Dans ce monde parfois aride et technique qu’est le traitement de l’eau et des déchets, il est bon parfois de prendre un peu de recul et de se plonger dans la lecture de chercheurs qui replacent ces techniques dans un cadre géopolitique et social plus large.
C’est le cas de Pierre Blanc, enseignant chercheur au Centre International des Hautes Etudes Agronomiques Mediterranéennes (CIHEAM), un centre que j’avoue ne pas connaître de l’intérieur mais dont je trouve la présentation absolument emballante !
Ce Pierre Blanc a eu le bon goût de faire paraître une somme sur le Proche Orient, sous titrée « Le Pouvoir, la Terre et l’Eau », distribuée à Beyrouth.
Quelques « lessons learned » de ce passionnant ouvrage !
« La moitié des habitants de la planète vivent dans des zones où l’agriculture demeure l’activité principale ». Et l’agriculture, c’est un sujet géopolitique. Un exemple ? la révolution islamiste en Iran. Je cite : « L’allié américain avait encouragé le développement et la modernisation des campagnes afin de faire reculer le risque de subversion politique et, partant, de permettre à l’Iran de s’ancrer dans le camp occidental. Cette réforme avait également été voulue par le Shah, désireux de se défaire de l’emprise des religieux et de certains féodaux qui, profitant de leur pouvoir foncier, pouvaient menacer sont leadership. Mais si certains paysans furent servis par cette réforme et constituèrent les soutiens du Shah, nombre de « paysans dépaysannés » (les salariés des anciens domaines ou ceux qui se sont vite ruinés) se trouvèrent dans l’obligation de migrer vers les villes, où ils vinrent grossir les rangs des troupes révolutionnaires encadrées notamment par un clergé en partie dépossédé par la réforme. ». Je ne parle pas ici de l’Amérique du Sud, de l’Inde, des guerres de l’eau, des questions alimentaires, des émeutes de la faim, de la privatisation des terres agricoles par des puissances étrangères, de l’accroissement de la population mondiale, des cultures illicites qui viennent financer des milices ou des groupes politiques (tout le monde connaît là dessus la vieille tradition libanaise).

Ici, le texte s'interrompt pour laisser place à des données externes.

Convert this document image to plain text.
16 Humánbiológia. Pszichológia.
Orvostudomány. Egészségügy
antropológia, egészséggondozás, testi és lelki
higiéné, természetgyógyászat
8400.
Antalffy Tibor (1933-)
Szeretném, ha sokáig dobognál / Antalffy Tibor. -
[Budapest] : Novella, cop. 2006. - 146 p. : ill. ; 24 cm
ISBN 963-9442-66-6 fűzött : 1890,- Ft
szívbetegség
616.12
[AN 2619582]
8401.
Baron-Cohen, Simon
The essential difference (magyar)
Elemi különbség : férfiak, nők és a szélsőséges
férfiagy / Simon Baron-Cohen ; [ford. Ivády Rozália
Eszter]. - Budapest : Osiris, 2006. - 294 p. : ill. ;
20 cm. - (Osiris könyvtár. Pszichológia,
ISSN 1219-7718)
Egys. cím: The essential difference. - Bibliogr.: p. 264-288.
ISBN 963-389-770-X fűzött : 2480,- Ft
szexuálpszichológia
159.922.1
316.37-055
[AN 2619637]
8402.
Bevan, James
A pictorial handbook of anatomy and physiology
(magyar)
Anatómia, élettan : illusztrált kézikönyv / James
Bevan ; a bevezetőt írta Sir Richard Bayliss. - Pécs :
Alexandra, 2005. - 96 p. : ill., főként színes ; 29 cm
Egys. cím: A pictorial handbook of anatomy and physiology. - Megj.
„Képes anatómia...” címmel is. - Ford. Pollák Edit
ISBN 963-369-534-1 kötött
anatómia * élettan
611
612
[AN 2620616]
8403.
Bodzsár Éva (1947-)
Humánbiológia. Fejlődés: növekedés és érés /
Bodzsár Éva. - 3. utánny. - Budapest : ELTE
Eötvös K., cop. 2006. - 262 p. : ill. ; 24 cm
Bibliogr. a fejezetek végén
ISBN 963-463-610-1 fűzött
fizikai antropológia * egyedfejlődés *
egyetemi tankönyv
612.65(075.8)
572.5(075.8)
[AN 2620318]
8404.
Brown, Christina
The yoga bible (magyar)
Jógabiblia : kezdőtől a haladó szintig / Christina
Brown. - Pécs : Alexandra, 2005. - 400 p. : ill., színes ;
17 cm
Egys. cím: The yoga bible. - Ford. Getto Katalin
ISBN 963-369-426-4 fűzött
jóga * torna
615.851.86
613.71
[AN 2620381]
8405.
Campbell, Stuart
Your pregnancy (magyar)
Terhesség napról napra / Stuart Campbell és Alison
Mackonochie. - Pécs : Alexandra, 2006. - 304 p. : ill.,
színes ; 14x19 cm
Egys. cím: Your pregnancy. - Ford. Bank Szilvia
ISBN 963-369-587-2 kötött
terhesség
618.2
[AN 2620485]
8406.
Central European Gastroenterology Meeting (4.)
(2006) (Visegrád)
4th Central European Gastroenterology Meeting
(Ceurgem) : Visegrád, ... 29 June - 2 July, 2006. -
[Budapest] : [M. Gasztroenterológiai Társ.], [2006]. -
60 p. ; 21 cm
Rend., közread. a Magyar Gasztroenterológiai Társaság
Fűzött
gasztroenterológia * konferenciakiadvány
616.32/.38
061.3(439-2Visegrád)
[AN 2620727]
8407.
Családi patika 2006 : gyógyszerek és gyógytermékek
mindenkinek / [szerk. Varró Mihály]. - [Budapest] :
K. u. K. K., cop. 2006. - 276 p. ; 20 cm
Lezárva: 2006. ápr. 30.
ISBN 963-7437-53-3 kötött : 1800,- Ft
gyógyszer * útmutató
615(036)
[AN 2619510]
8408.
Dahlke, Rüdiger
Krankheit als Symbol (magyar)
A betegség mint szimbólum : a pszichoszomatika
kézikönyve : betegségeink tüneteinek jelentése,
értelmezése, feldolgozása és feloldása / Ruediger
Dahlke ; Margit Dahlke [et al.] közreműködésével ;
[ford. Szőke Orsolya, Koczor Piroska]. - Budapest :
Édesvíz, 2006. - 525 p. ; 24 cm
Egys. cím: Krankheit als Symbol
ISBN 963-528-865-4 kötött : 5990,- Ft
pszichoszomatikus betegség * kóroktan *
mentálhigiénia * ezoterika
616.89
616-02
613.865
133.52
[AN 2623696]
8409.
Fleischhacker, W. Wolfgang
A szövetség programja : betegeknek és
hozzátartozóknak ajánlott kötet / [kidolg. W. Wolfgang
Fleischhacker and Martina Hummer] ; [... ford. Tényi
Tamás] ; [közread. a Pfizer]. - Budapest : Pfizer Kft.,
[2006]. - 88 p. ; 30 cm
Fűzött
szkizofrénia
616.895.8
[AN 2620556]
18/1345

Un enjeu géopolitique, donc, d’autant plus qu’il joue avec deux ressources majeures, l’eau et la terre, qui « sont l’enjeu de rivalités parfois violentes ».
Tout ça est décliné par Pierre Blanc sur le territoire du Proche Orient, un territoire marqué par l’aridité (82% des territoires du monde arabe sont des déserts, et les 18% restant font l’objet d’une urbanisation croissante), les rivalités inter et intra étatiques sur la valorisation des sols arables, l’irrigation, et par une coopération renforcée avec l’union européenne dans le cadre de l’Union pour la Méditerranée.
Au travers des réformes agraires, on observe la Syrie baathiste jouer des rivalités d’influence ; le faible Etat libanais incapable de réformer et favorisant les relations entre propriétaires et fermiers…
La première difficulté au Proche Orient, c’est la rareté des terres, liée aux reliefs. Le long des côtes, bien arrosées par les précipitations, les plans sont étroits. Les grandes plaines de l’intérieur, elles, sont plus arides.